Exercise 3: Combining conditions#

Mask the broken pixels with zero counts near the beam stop (center).

  • Note that there are pixels at larger scattering angles (larger x) which have real zeros. These should not be masked.

  • Combine the condition for zero counts with a spatial mask, e.g., based on x, to ensure the mask takes only effect close to the direct beam / beam stop.

[9]:
# This would mask too much, what needs to be added?
counts.data == 0.0 * sc.Unit('counts')
[9]:
Show/Hide data repr Show/Hide attributes
scipp.Variable (112.25 KB)
    • (spectrum: 114688)
      bool
      True, True, ..., False, True
      Values:
      array([ True, True, True, ..., False, False, True])

Solution#

[10]:
broken = (counts.data == 0.0 * sc.Unit('counts')) & (sc.abs(x) < 0.1 * sc.Unit('m'))
data.masks['bad-pixels'] = broken
scn.instrument_view(sc.sum(data, 'tof'))
[10]:

Exercise 4: More spatial masking#

Pick one (or more, if desired):

  • Mask a “circle” (in \(x\)-\(y\) plane, i.e., a cylinder aligned with \(\hat z\))

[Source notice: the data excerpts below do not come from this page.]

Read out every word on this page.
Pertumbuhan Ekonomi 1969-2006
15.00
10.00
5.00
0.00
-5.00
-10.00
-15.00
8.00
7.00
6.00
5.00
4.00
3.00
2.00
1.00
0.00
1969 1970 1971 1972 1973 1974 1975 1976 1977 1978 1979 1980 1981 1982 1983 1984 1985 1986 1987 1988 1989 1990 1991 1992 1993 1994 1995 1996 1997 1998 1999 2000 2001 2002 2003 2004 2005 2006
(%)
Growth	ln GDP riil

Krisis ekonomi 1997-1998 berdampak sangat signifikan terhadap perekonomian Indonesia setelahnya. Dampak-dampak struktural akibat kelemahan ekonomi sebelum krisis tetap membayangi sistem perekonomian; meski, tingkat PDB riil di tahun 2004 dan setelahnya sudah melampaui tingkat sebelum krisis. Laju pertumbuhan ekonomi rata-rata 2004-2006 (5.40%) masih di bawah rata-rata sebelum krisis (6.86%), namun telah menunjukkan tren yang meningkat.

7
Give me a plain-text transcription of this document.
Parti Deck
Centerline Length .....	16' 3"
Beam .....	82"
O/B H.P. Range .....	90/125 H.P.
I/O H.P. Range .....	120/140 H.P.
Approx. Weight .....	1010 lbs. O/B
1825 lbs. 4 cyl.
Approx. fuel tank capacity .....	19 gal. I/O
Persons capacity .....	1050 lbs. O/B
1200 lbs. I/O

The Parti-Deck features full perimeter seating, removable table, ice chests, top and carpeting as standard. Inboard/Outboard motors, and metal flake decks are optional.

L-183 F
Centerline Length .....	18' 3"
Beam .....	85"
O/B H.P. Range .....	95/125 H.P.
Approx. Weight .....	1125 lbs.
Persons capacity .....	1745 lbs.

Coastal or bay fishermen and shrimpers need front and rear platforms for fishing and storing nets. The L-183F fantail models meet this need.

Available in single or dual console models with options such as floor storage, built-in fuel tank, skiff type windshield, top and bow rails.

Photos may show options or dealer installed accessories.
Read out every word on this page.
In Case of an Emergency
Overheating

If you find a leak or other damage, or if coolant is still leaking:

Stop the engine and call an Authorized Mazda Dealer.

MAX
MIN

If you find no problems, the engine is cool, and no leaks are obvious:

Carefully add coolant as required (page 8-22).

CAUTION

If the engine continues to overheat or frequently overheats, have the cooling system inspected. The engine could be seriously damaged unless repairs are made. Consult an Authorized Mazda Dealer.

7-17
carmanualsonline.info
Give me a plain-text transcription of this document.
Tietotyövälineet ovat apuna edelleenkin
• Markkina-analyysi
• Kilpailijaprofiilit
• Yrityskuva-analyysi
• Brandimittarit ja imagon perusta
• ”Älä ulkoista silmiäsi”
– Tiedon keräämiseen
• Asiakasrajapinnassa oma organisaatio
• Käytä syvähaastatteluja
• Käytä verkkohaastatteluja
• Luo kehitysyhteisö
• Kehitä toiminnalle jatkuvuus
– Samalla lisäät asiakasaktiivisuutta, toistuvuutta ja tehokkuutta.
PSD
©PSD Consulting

  • Mask a ring based on \(x\) and \(y\)

  • Mask a scattering-angle (\(\theta\)) range. Hint: The scattering angle can be computed as theta = 0.5 * scn.two_theta(data)

  • Mask a wedge. Hint: phi = sc.atan2(y=y,x=x)

Solution#

[11]:
pos = data.coords['position']
x = pos.fields.x
y = pos.fields.y
z = pos.fields.z

# could use offsets x0 and y0 to mask away from z axis
r = sc.sqrt(x * x + y * y)
data.masks['circle'] = r < 0.09 * sc.units.m

data.masks['ring'] = (0.14 * sc.units.m < r) & (r < 0.19 * sc.units.m)

theta = 0.5 * scn.two_theta(data)
data.masks['theta'] = (0.03 * sc.units.rad < theta) & (theta < 0.04 * sc.units.rad)

# sc.to_unit is optional, but useful if we prefer degrees rather than radians
phi = sc.to_unit(sc.atan2(y=y, x=x), unit='deg')
data.masks['wedge'] = (10.0 * sc.units.deg < phi) & (phi < 20.0 * sc.units.deg)

scn.instrument_view(sc.sum(data, 'tof'), norm='log')
[11]:

Masks in (grouped) reduction operations#

Finally, let us group according to scattering angle and sum spectra. Questions:

  • Can you see the effect of the circle/ring/theta-range that you masked above?

  • Why is the prompt-pulse mask preserved, but not the other masks?

[12]:
theta_edges = sc.array(dims=['theta'], unit='rad', values=np.linspace(0, 0.1, num=100))
data.coords['theta'] = 0.5 * scn.two_theta(data)
data.groupby(group='theta', bins=theta_edges).sum('spectrum').plot()
[12]:
../_images/tutorials_2_working-with-masks_21_0.svg

Solution#

  • The prompt-pulse mask is preserved since we did not sum over time-of-flight.

  • Masked pixels (spectra) cannot be preserved since we sum over spectra, and the sum simply skips the masked spectra.